First, let's consider a simpler task: We have n1 pieces with 1 unit of weight and n2 pieces of 2 units of weight without any order (i.e. you can reorder them as much as you want). How many round trips are needed? This task can be greedily solved in O(1) by putting 2 first. Another variation of this task is that given n1 pieces with 1 unit of weight and n2 pieces of 2 units of weight without any order and the truck is loaded x units of weight currently. What is the minimum number of round trips required if the load in the trunk can not be pulled out? This task can also be solved in O(1) in a similar way.

Let's consider a DP solution to the original problem. The table looks like DP[pos][c1][c2] where pos is the position of the current piece of baggage and c1, c2 is the number of 1 weight and 2 weight pieces that have been pulled out already. Each entry of DP[pos][c1][c2] stores the minimum wasted truck space of that state.

We need to consider three kinds of transitions:

1. pull out the current piece: dpt[pos][c1 + (current_weight == 1)][c2 + (current_weight == 2)] = dpt[pos — 1][c1][c2]

2. load the current piece to the trunk (if possible): dpt[pos][c1][c2] = dpt[pos — 1][c1][c2]

3. Make the current piece to be the first piece of next round trip: dpt[pos][c1][c2] = dpt[pos — 1][c1][c2] + current_truck_free_space

Note that when doing the DP we need to know the current free space of the truck, we can obtain this value by the simpler task mentioned earlier.

Finally we check DP[n][c1][c2] for every c1 and c2 values.
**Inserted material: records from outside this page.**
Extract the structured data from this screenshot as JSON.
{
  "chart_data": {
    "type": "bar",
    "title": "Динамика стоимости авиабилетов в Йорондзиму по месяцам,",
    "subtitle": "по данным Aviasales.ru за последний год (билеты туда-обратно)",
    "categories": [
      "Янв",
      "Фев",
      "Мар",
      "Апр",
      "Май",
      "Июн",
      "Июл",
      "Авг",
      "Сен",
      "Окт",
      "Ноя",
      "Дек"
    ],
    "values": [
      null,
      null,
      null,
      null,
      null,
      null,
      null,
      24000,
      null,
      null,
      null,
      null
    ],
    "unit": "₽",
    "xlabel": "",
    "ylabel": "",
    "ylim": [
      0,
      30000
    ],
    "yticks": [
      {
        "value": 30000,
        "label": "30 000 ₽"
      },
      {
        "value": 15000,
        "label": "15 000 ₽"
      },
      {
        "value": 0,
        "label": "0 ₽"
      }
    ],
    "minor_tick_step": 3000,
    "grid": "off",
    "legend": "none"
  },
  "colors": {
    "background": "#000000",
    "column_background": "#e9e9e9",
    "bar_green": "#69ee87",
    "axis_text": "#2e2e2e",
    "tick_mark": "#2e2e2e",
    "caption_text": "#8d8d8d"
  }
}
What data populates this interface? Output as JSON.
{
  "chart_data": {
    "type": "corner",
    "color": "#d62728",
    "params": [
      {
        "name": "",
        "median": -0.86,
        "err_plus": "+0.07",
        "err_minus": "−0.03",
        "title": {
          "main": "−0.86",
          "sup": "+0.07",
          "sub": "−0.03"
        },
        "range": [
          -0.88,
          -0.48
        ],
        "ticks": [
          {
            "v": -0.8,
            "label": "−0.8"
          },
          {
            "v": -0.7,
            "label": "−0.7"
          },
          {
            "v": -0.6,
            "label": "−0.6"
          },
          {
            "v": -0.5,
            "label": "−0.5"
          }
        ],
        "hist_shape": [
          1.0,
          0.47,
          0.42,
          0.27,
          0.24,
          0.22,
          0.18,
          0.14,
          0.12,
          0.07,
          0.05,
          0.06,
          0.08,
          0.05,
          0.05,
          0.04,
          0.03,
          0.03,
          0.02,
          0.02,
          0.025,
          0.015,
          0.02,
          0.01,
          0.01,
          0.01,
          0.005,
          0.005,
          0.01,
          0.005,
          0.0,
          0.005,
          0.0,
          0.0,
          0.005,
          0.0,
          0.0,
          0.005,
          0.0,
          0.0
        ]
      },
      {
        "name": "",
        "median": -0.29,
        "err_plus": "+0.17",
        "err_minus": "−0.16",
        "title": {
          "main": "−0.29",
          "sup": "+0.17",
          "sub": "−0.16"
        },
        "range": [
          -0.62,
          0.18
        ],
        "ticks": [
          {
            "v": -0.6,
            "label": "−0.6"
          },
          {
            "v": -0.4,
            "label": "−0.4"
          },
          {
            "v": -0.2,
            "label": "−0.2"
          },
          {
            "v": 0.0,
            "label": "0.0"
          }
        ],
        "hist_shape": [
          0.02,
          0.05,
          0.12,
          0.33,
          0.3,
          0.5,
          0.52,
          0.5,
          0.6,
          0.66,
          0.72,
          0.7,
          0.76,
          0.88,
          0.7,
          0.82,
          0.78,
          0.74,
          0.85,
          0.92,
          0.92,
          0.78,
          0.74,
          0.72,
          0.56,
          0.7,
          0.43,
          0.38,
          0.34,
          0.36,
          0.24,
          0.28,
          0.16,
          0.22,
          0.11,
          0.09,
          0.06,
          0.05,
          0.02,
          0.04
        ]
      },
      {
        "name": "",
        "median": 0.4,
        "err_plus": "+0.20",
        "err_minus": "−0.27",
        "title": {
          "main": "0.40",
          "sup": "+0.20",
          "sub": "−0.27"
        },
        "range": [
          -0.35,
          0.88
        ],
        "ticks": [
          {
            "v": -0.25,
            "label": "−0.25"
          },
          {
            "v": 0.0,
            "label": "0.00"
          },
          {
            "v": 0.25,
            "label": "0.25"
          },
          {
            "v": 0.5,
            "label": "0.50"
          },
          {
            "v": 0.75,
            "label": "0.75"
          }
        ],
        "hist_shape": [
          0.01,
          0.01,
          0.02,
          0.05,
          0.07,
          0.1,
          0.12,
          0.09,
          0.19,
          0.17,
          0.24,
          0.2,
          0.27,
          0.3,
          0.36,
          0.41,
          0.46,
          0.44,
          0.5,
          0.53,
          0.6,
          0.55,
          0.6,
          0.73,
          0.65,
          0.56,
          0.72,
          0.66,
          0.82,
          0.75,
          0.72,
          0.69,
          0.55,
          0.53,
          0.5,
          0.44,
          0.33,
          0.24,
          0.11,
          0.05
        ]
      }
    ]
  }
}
We pick the minimum c1 + c2 among those states require the optimal number of trips (again the simpler task can be utilized to find the number of trips needed). The time complexity is O(n³).

首先，讓我們考慮一個比較簡單的子題目：我們有 n1 個 1 單位重量的行李跟 n2 個 2 單位重量的行李，如果不考慮順序(也就是你可以任意安排順序)，請問至少要多少趟才載的完？這個子題目可以貪心的用 O(1) 的時間解掉，只要優先載運 2 單位重量的行李就好了。另外一個難一點的子題目：給定 1 單位重量的行李數量跟 2 單位重量的行李數量，也不考慮順序，並且此時車內已經有 x 單位重量且不可抽出的行李，請問至少要多少趟才載的完？這個子題目也可以用 O(1) 以類似的方法解掉。

對於原來的問題，我們考慮一個 DP，DP[pos][c1][c2]。pos 代表現在要處理的行李編號，而 c1 及 c2 分別代表已經被拉出來的 1 跟 2 單位重量的行李件數。DP[pos][c1][c2] 的數值代表這個狀態中最少需要浪費掉多少的卡車空間。

考慮三種轉移：

1. 把目前行李拉出來： dpt[pos][c1 + (current_weight == 1)][c2 + (current_weight == 2)] = dpt[pos — 1][c1][c2]

2. 如果可以的話把目前行李裝上車： dpt[pos][c1][c2] = dpt[pos — 1][c1][c2]

3. 把目前行李當成下一趟的第一件行李： dpt[pos][c1][c2] = dpt[pos — 1][c1][c2] + current_truck_free_space

在 DP 的過程中我們必須知道目前的狀態中，卡車還剩下多少空間，上面提到的子問題可以幫助我們計算這個值。

最後，對於所有 c1 及 c2 的值，我們檢查 DP[n][c1][c2] 去求答案。答案即為滿足最少趟數(趟數也可以用子問題求得)的狀態中， c1 + c2 最小的那一個。總時間複雜度為 $O(n^3)$。